Renate Solbach: Camera inversa
| Klytämnestras Gefangene 15/4
und sie, die wie ein Schwan vor dem Tod
ein letztes Trauerlied sang,
liegt neben ihm, seine Geliebte!
Er führte sie mir zu
als Beigericht zu meinem Schlemmermahl –
er brachte sie hierher
als Leckerbissen für sein Bett,
und ich hab an ihr meine Lust gehabt!
Kassandra
erbleichte. Diese Ausdeutung ihres Verhältnisses zu Agamemnon hatte sie
nicht erwartet. Zudem, sie hätte es wissen müssen: Nie erschien
derselbe Text ein zweites Mal. Was sie nicht im Gedächtnis bewahrte,
war verloren. Konnte sie überhaupt etwas tun?
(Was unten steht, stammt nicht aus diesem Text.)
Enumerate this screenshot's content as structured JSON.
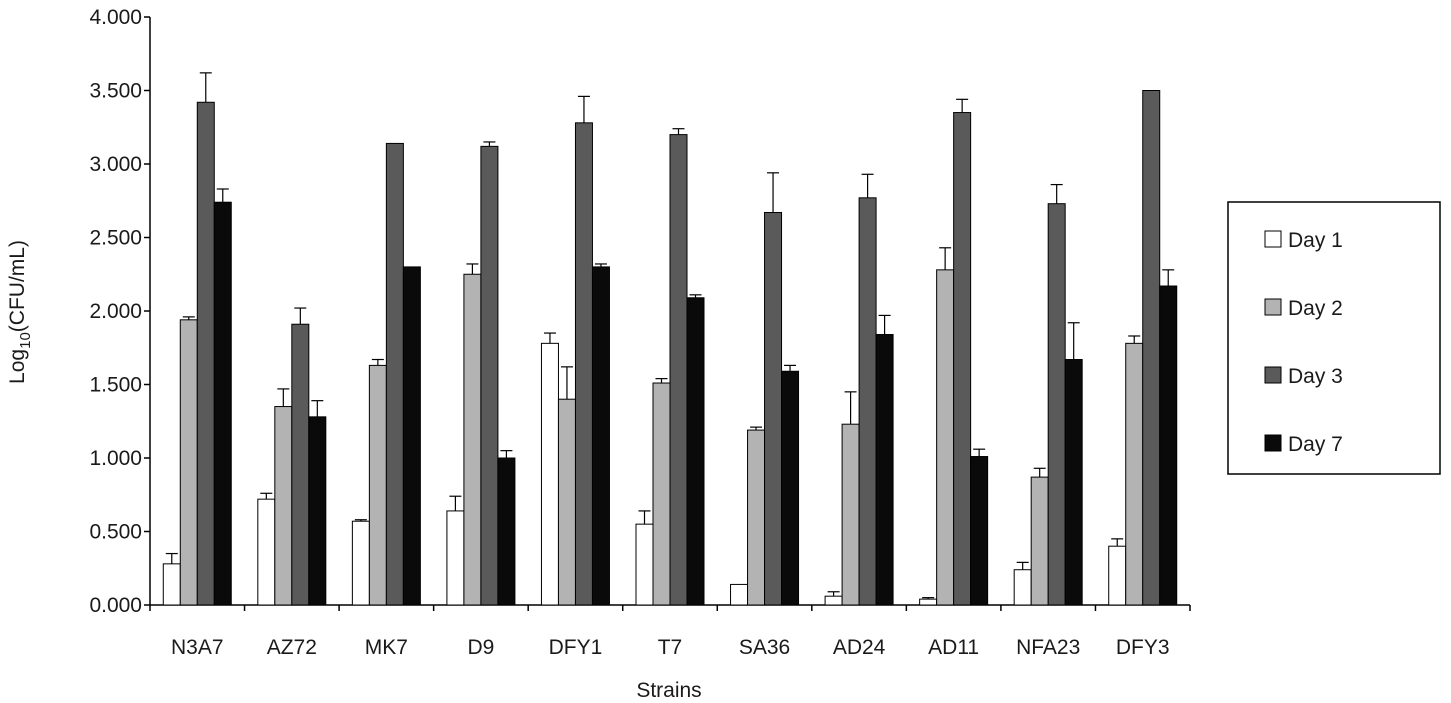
{
  "chart_data": {
    "type": "bar",
    "title": "",
    "xlabel": "Strains",
    "ylabel_main": "Log",
    "ylabel_sub": "10",
    "ylabel_tail": "(CFU/mL)",
    "ylim": [
      0,
      4
    ],
    "yticks": [
      0,
      0.5,
      1,
      1.5,
      2,
      2.5,
      3,
      3.5,
      4
    ],
    "ytick_labels": [
      "0.000",
      "0.500",
      "1.000",
      "1.500",
      "2.000",
      "2.500",
      "3.000",
      "3.500",
      "4.000"
    ],
    "grid": false,
    "legend_position": "right",
    "categories": [
      "N3A7",
      "AZ72",
      "MK7",
      "D9",
      "DFY1",
      "T7",
      "SA36",
      "AD24",
      "AD11",
      "NFA23",
      "DFY3"
    ],
    "series": [
      {
        "name": "Day 1",
        "color": "#ffffff",
        "values": [
          0.28,
          0.72,
          0.57,
          0.64,
          1.78,
          0.55,
          0.14,
          0.06,
          0.04,
          0.24,
          0.4
        ],
        "errors": [
          0.07,
          0.04,
          0.01,
          0.1,
          0.07,
          0.09,
          0.0,
          0.03,
          0.01,
          0.05,
          0.05
        ]
      },
      {
        "name": "Day 2",
        "color": "#b3b3b3",
        "values": [
          1.94,
          1.35,
          1.63,
          2.25,
          1.4,
          1.51,
          1.19,
          1.23,
          2.28,
          0.87,
          1.78
        ],
        "errors": [
          0.02,
          0.12,
          0.04,
          0.07,
          0.22,
          0.03,
          0.02,
          0.22,
          0.15,
          0.06,
          0.05
        ]
      },
      {
        "name": "Day 3",
        "color": "#5a5a5a",
        "values": [
          3.42,
          1.91,
          3.14,
          3.12,
          3.28,
          3.2,
          2.67,
          2.77,
          3.35,
          2.73,
          3.5
        ],
        "errors": [
          0.2,
          0.11,
          0.0,
          0.03,
          0.18,
          0.04,
          0.27,
          0.16,
          0.09,
          0.13,
          0.0
        ]
      },
      {
        "name": "Day 7",
        "color": "#0a0a0a",
        "values": [
          2.74,
          1.28,
          2.3,
          1.0,
          2.3,
          2.09,
          1.59,
          1.84,
          1.01,
          1.67,
          2.17
        ],
        "errors": [
          0.09,
          0.11,
          0.0,
          0.05,
          0.02,
          0.02,
          0.04,
          0.13,
          0.05,
          0.25,
          0.11
        ]
      }
    ]
  }
}
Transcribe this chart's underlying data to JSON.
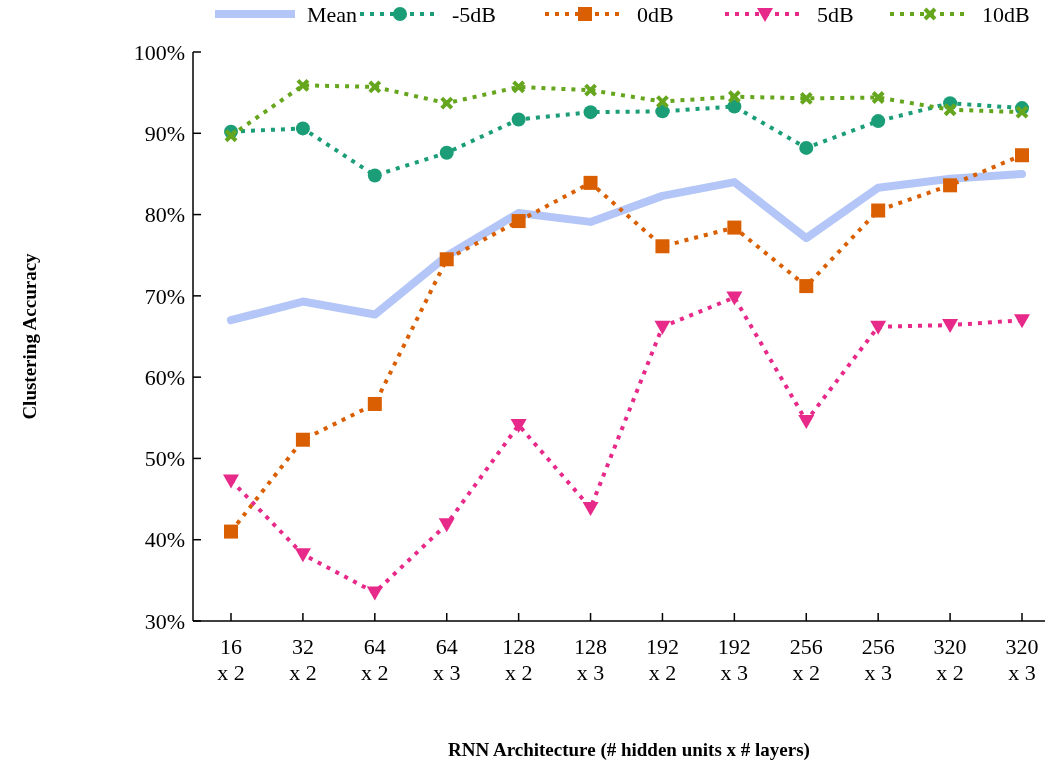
{
  "chart_data": {
    "type": "line",
    "xlabel": "RNN Architecture (# hidden units x # layers)",
    "ylabel": "Clustering Accuracy",
    "categories": [
      "16 x 2",
      "32 x 2",
      "64 x 2",
      "64 x 3",
      "128 x 2",
      "128 x 3",
      "192 x 2",
      "192 x 3",
      "256 x 2",
      "256 x 3",
      "320 x 2",
      "320 x 3"
    ],
    "ylim": [
      30,
      100
    ],
    "yticks": [
      {
        "value": 30,
        "label": "30%"
      },
      {
        "value": 40,
        "label": "40%"
      },
      {
        "value": 50,
        "label": "50%"
      },
      {
        "value": 60,
        "label": "60%"
      },
      {
        "value": 70,
        "label": "70%"
      },
      {
        "value": 80,
        "label": "80%"
      },
      {
        "value": 90,
        "label": "90%"
      },
      {
        "value": 100,
        "label": "100%"
      }
    ],
    "grid": false,
    "legend": "top",
    "series": [
      {
        "name": "Mean",
        "color": "#b3c6f7",
        "marker": "none",
        "line_style": "solid",
        "values": [
          67.0,
          69.3,
          67.7,
          74.9,
          80.2,
          79.1,
          82.3,
          84.0,
          77.1,
          83.3,
          84.4,
          85.0
        ]
      },
      {
        "name": "-5dB",
        "color": "#1b9e77",
        "marker": "circle",
        "line_style": "dotted",
        "values": [
          90.2,
          90.6,
          84.8,
          87.6,
          91.7,
          92.6,
          92.7,
          93.3,
          88.2,
          91.5,
          93.7,
          93.1
        ]
      },
      {
        "name": "0dB",
        "color": "#d95f02",
        "marker": "square",
        "line_style": "dotted",
        "values": [
          41.0,
          52.3,
          56.7,
          74.5,
          79.2,
          83.9,
          76.1,
          78.4,
          71.2,
          80.5,
          83.6,
          87.3
        ]
      },
      {
        "name": "5dB",
        "color": "#e7298a",
        "marker": "triangle",
        "line_style": "dotted",
        "values": [
          47.3,
          38.2,
          33.5,
          41.9,
          54.1,
          43.9,
          66.2,
          69.8,
          54.6,
          66.2,
          66.4,
          67.0
        ]
      },
      {
        "name": "10dB",
        "color": "#66a61e",
        "marker": "cross",
        "line_style": "dotted",
        "values": [
          89.7,
          95.9,
          95.7,
          93.7,
          95.7,
          95.3,
          93.9,
          94.5,
          94.3,
          94.4,
          92.9,
          92.6
        ]
      }
    ]
  }
}
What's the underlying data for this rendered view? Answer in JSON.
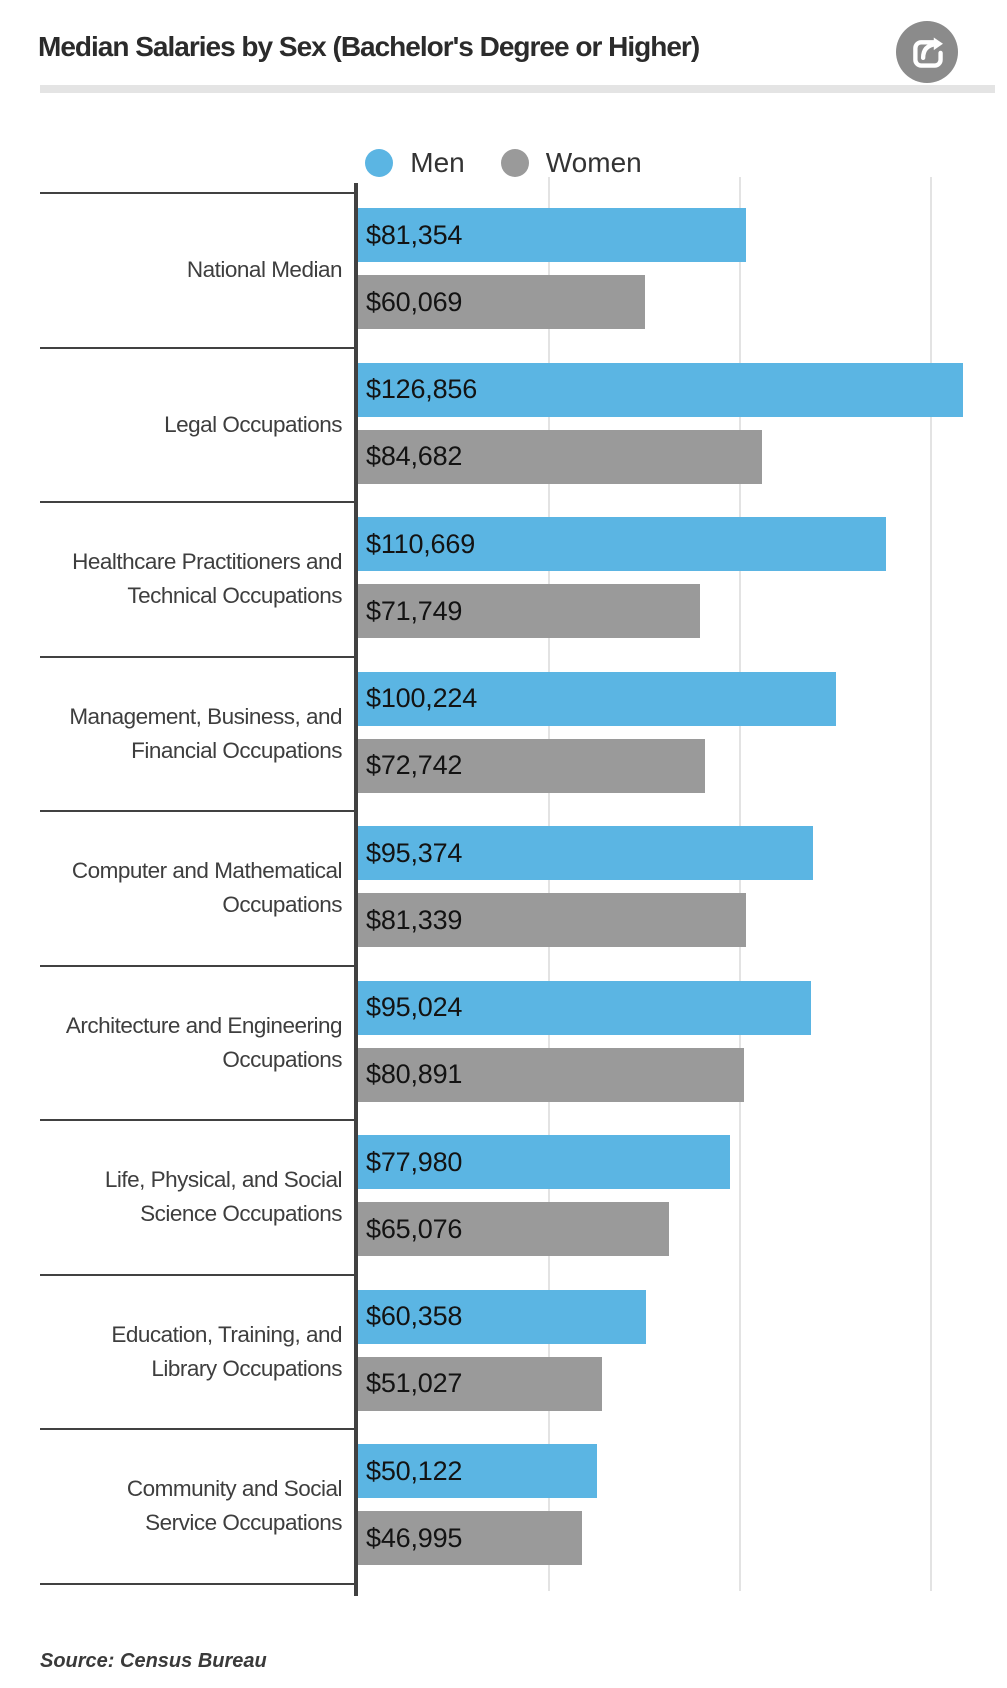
{
  "header": {
    "title": "Median Salaries by Sex (Bachelor's Degree or Higher)"
  },
  "chart_data": {
    "type": "bar",
    "orientation": "horizontal",
    "title": "Median Salaries by Sex (Bachelor's Degree or Higher)",
    "categories": [
      "National Median",
      "Legal Occupations",
      "Healthcare Practitioners and\nTechnical Occupations",
      "Management, Business, and\nFinancial Occupations",
      "Computer and Mathematical\nOccupations",
      "Architecture and Engineering\nOccupations",
      "Life, Physical, and Social\nScience Occupations",
      "Education, Training, and\nLibrary Occupations",
      "Community and Social\nService Occupations"
    ],
    "series": [
      {
        "name": "Men",
        "color": "#5bb5e3",
        "values": [
          81354,
          126856,
          110669,
          100224,
          95374,
          95024,
          77980,
          60358,
          50122
        ]
      },
      {
        "name": "Women",
        "color": "#9a9a9a",
        "values": [
          60069,
          84682,
          71749,
          72742,
          81339,
          80891,
          65076,
          51027,
          46995
        ]
      }
    ],
    "value_prefix": "$",
    "value_labels": "inside-start",
    "axis_max": 136000,
    "gridlines": [
      40000,
      80000,
      120000
    ],
    "grid": true,
    "legend_position": "top"
  },
  "source": {
    "text": "Source: Census Bureau"
  }
}
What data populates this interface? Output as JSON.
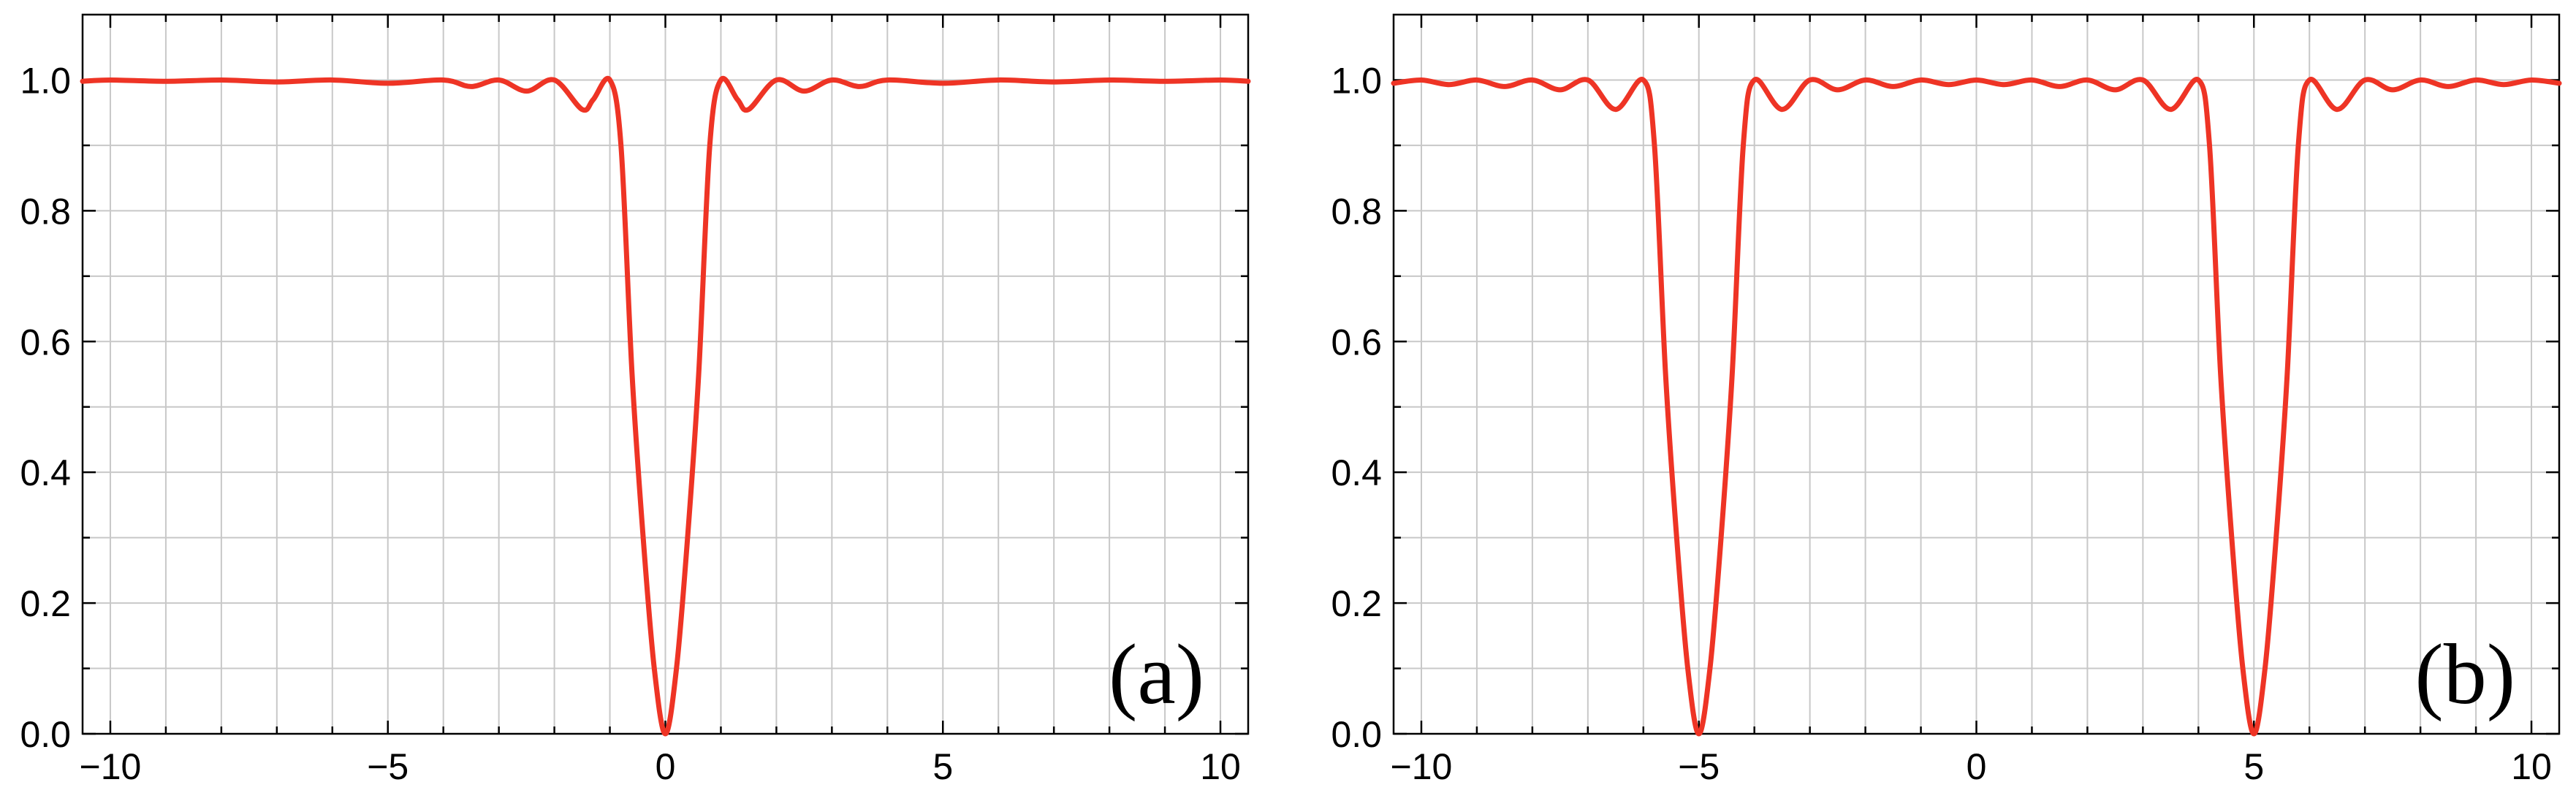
{
  "colors": {
    "line": "#ee3425",
    "grid": "#c8c8c8",
    "axis": "#000000",
    "background": "#ffffff"
  },
  "chart_data": [
    {
      "type": "line",
      "panel_label": "(a)",
      "xlim": [
        -10.5,
        10.5
      ],
      "ylim": [
        0,
        1.1
      ],
      "grid": true,
      "x_ticks": [
        -10,
        -5,
        0,
        5,
        10
      ],
      "x_tick_labels": [
        "−10",
        "−5",
        "0",
        "5",
        "10"
      ],
      "y_ticks": [
        0,
        0.2,
        0.4,
        0.6,
        0.8,
        1.0
      ],
      "y_tick_labels": [
        "0.0",
        "0.2",
        "0.4",
        "0.6",
        "0.8",
        "1.0"
      ],
      "series": [
        {
          "x": [
            -10.5,
            -10,
            -9,
            -8,
            -7,
            -6,
            -5,
            -4,
            -3.5,
            -3,
            -2.5,
            -2,
            -1.5,
            -1.3,
            -1,
            -0.8,
            -0.6,
            -0.4,
            -0.2,
            0,
            0.2,
            0.4,
            0.6,
            0.8,
            1,
            1.3,
            1.5,
            2,
            2.5,
            3,
            3.5,
            4,
            5,
            6,
            7,
            8,
            9,
            10,
            10.5
          ],
          "y": [
            0.998,
            1.0,
            0.998,
            1.0,
            0.997,
            1.0,
            0.995,
            1.0,
            0.99,
            1.0,
            0.983,
            1.0,
            0.955,
            0.97,
            1.0,
            0.9,
            0.55,
            0.3,
            0.1,
            0.0,
            0.1,
            0.3,
            0.55,
            0.9,
            1.0,
            0.97,
            0.955,
            1.0,
            0.983,
            1.0,
            0.99,
            1.0,
            0.995,
            1.0,
            0.997,
            1.0,
            0.998,
            1.0,
            0.998
          ]
        }
      ]
    },
    {
      "type": "line",
      "panel_label": "(b)",
      "xlim": [
        -10.5,
        10.5
      ],
      "ylim": [
        0,
        1.1
      ],
      "grid": true,
      "x_ticks": [
        -10,
        -5,
        0,
        5,
        10
      ],
      "x_tick_labels": [
        "−10",
        "−5",
        "0",
        "5",
        "10"
      ],
      "y_ticks": [
        0,
        0.2,
        0.4,
        0.6,
        0.8,
        1.0
      ],
      "y_tick_labels": [
        "0.0",
        "0.2",
        "0.4",
        "0.6",
        "0.8",
        "1.0"
      ],
      "series": [
        {
          "x": [
            -10.5,
            -10,
            -9.5,
            -9,
            -8.5,
            -8,
            -7.5,
            -7,
            -6.5,
            -6,
            -5.8,
            -5.6,
            -5.4,
            -5.2,
            -5,
            -4.8,
            -4.6,
            -4.4,
            -4.2,
            -4,
            -3.5,
            -3,
            -2.5,
            -2,
            -1.5,
            -1,
            -0.5,
            0,
            0.5,
            1,
            1.5,
            2,
            2.5,
            3,
            3.5,
            4,
            4.2,
            4.4,
            4.6,
            4.8,
            5,
            5.2,
            5.4,
            5.6,
            5.8,
            6,
            6.5,
            7,
            7.5,
            8,
            8.5,
            9,
            9.5,
            10,
            10.5
          ],
          "y": [
            0.995,
            1.0,
            0.993,
            1.0,
            0.99,
            1.0,
            0.985,
            1.0,
            0.955,
            1.0,
            0.9,
            0.55,
            0.3,
            0.1,
            0.0,
            0.1,
            0.3,
            0.55,
            0.9,
            1.0,
            0.955,
            1.0,
            0.985,
            1.0,
            0.99,
            1.0,
            0.993,
            1.0,
            0.993,
            1.0,
            0.99,
            1.0,
            0.985,
            1.0,
            0.955,
            1.0,
            0.9,
            0.55,
            0.3,
            0.1,
            0.0,
            0.1,
            0.3,
            0.55,
            0.9,
            1.0,
            0.955,
            1.0,
            0.985,
            1.0,
            0.99,
            1.0,
            0.993,
            1.0,
            0.995
          ]
        }
      ]
    }
  ]
}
Ihre Kraft und Begabung
waren die der Seherin. Das Urteil der Nachwelt lag außerhalb ihrer
Reichweite. Und wenn sie alles aufschriebe, die ganze Geschichte? Aber
welche? War es die ihre? Ließe sich damit verhindern, dass sie
vereinnahmt würde für alle möglichen Vorstellungen, Moden, Ideologien?
Bei Bedarf unterstellte man einer Autorin schlicht und selbstgerecht
falsches Bewusstsein. Rechnete sie zu den Wahnsinnsfrauen. Diffamierung
und Auszeichnung ineins. Resignation machte sich breit. Scribe Sibilla! Der Vergeblichkeit des Tuns war Genüge getan. Wozu weiteres hinzufügen?